Call for contributions to Ed. Volume:
Myth and 21st cent. Environmentalism. Literary and Artistic Practices for Saving the Planet
Myth and the environment have shared a rich common cultural history travelling as far back as the old times of storytelling and legend (Love 2003; O’Brian and White 2017, Schama 1996). From native American oral narrative where animals, humans and other beings interact, to Genesis in the Bible or the Darwinian theory of evolution, we can trace a rich array of elements which qualify as myth in different cultures. All of them, almost constantly have effects on the environment. From animals to “supernatural events,” the liminality of myth exhibits transition and transformation.
Ecological concerns have been present in literature and the arts for a long time, but the urgency and crisis of the present moment demand us to take action now. Fiction and art practices raise awareness and become a rallying cry in support of conservationism, sustainability, and reparation in order to regain livable conditions for the whole planet. Traditional accounts of myth have enhanced our relations and understanding of the environment. The anthropological, philosophical and sociological study of myth, together with the scientific evaluation of climate change damage, deserve further study in order to grasp the interactions between “science and culture” in a continuum rather than as worlds apart.
We seek contributions that engage the urgent need to act upon the deterioration of the planet across literary and artistic practice from the second half of the 20th century up to now in the crucial dialogue among the environment, science and myth. From classical views on the wilderness, to ecological ideas, environmentalism and current activism against climate change, including but not limited to cultural ecology, ethnobiology, animal studies, ecosophy, environmental philosophy and climate fiction. From Rachel Carson’s work to Vandana Shiva, to current dystopia, post-apocalyptic fiction and ecopoetics, and engaging with the legacy of land art, performance and current interventions, with names such as those of Alice Adams, Richard Long, Christo, Mendieta, Joan Jonas, Tomás Saraceno or Pedro Reyes.

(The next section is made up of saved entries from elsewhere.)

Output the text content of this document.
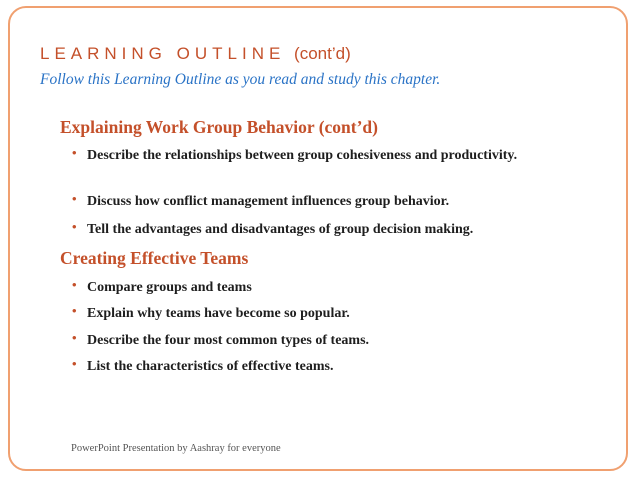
LEARNING OUTLINE (cont’d)
Follow this Learning Outline as you read and study this chapter.
Explaining Work Group Behavior (cont’d)
• Describe the relationships between group cohesiveness and productivity.
• Discuss how conflict management influences group behavior.
• Tell the advantages and disadvantages of group decision making.
Creating Effective Teams
• Compare groups and teams
• Explain why teams have become so popular.
• Describe the four most common types of teams.
• List the characteristics of effective teams.
PowerPoint Presentation by Aashray for everyone
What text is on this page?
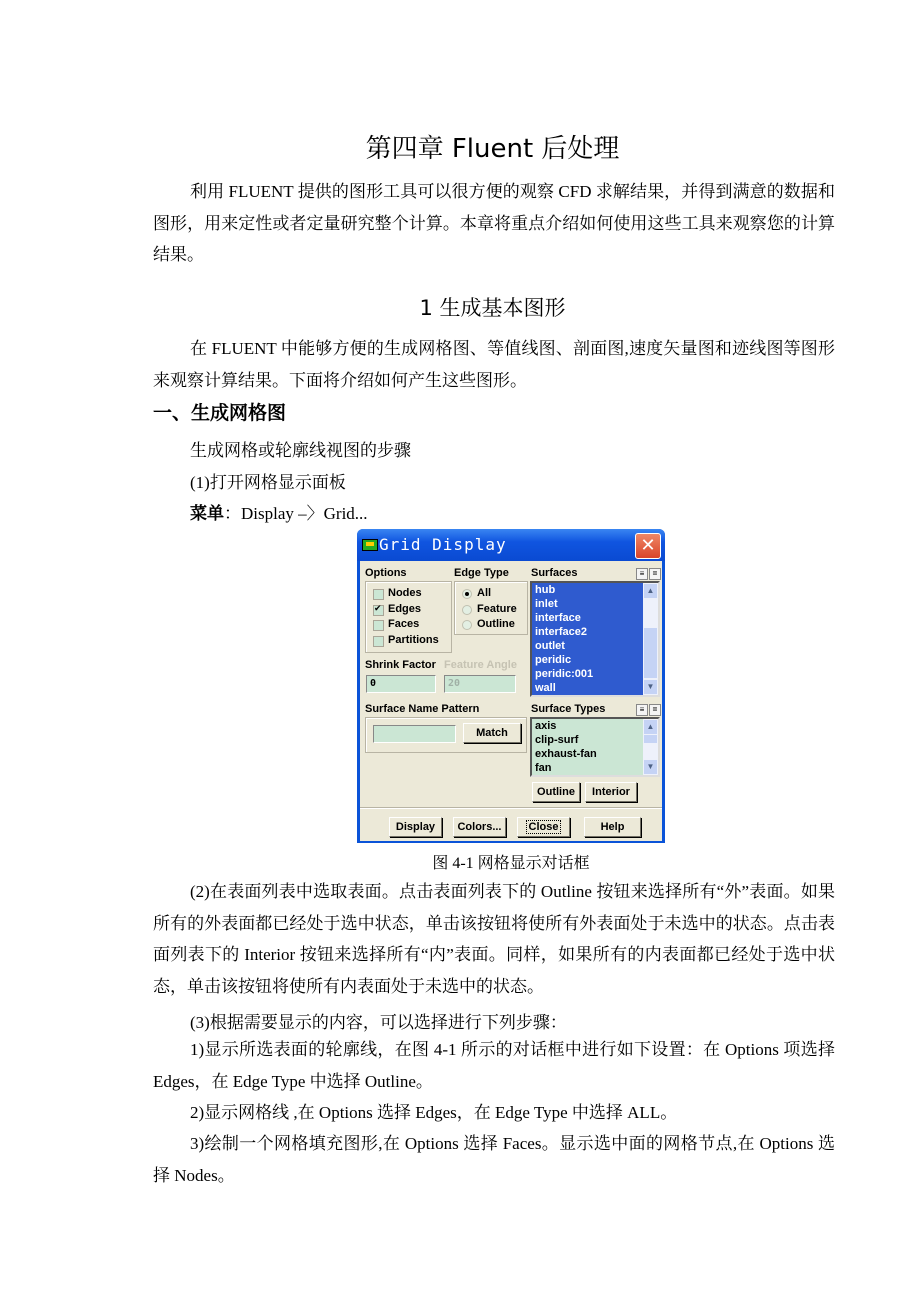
第四章 Fluent 后处理
利用 FLUENT 提供的图形工具可以很方便的观察 CFD 求解结果，并得到满意的数据和图形，用来定性或者定量研究整个计算。本章将重点介绍如何使用这些工具来观察您的计算结果。
1 生成基本图形
在 FLUENT 中能够方便的生成网格图、等值线图、剖面图,速度矢量图和迹线图等图形来观察计算结果。下面将介绍如何产生这些图形。
一、生成网格图
生成网格或轮廓线视图的步骤
(1)打开网格显示面板
菜单：Display –〉Grid...
Grid Display	✕
Options
Nodes
✔
Edges
Faces
Partitions
Edge Type
All
Feature
Outline
Shrink Factor Feature Angle
0	20
Surface Name Pattern
Match
Surfaces	≡	=
hub
inlet
interface
interface2
outlet
peridic
peridic:001
wall
▲
▼
Surface Types	≡	=
axis
clip-surf
exhaust-fan
fan
▲
▼
Outline	Interior
Display	Colors...	Close	Help
图 4-1 网格显示对话框
(2)在表面列表中选取表面。点击表面列表下的 Outline 按钮来选择所有“外”表面。如果所有的外表面都已经处于选中状态，单击该按钮将使所有外表面处于未选中的状态。点击表面列表下的 Interior 按钮来选择所有“内”表面。同样，如果所有的内表面都已经处于选中状态，单击该按钮将使所有内表面处于未选中的状态。
(3)根据需要显示的内容，可以选择进行下列步骤：
1)显示所选表面的轮廓线，在图 4-1 所示的对话框中进行如下设置：在 Options 项选择 Edges，在 Edge Type 中选择 Outline。
2)显示网格线 ,在 Options 选择 Edges，在 Edge Type 中选择 ALL。
3)绘制一个网格填充图形,在 Options 选择 Faces。显示选中面的网格节点,在 Options 选择 Nodes。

Ecocritical, new materialist, performative, green and (anti)global warming perspectives are welcome. Chapters should be between 7,000-9,000 words and reflect upon the current status of myth and the environment/environmentalism. We welcome 500-word proposals which address, but are not limited, to the following:
– Myth and conservationism, sustainability, and reparation
– Myths of rebirth, new mythologies and cosmologies and revisionist mythmaking
– Ecosophy, environmentalism, ecocriticism and myth
-Nature, science and the sacred
– New Bucolic Literature
– Current iconographies of environmentalism and/or environmental issues
– Environmentale dystopias, climate fiction, Afrofuturism, Post-Anthropocene and Ecocene approaches
– Gender, myth and the environment
– Feminist mythmaking and the environment
– Ethnicity/race/indigeneity, myth and the environment
– Ethical readings of climate fiction and environmental literature and art — Environmental activism and eco-citizenship in literature and the arts
-Environmental education and ecoculture and children’s literature
– Environmental aesthetics
Deadline for proposals: May 31, 2021
Please, send your proposals as Word files to: mythenvironment2021@gmail.com Submissions should include author’s name, affiliation and email address, a tentative title, 5 keywords, and a 200-word cv.
Notification of acceptance: June 30, 2021
Full chapters (between 7,000 and 9,000 words) will be expected by January 31, 2022. Selected essays will be compiled in a volume that will be published by a top international publisher.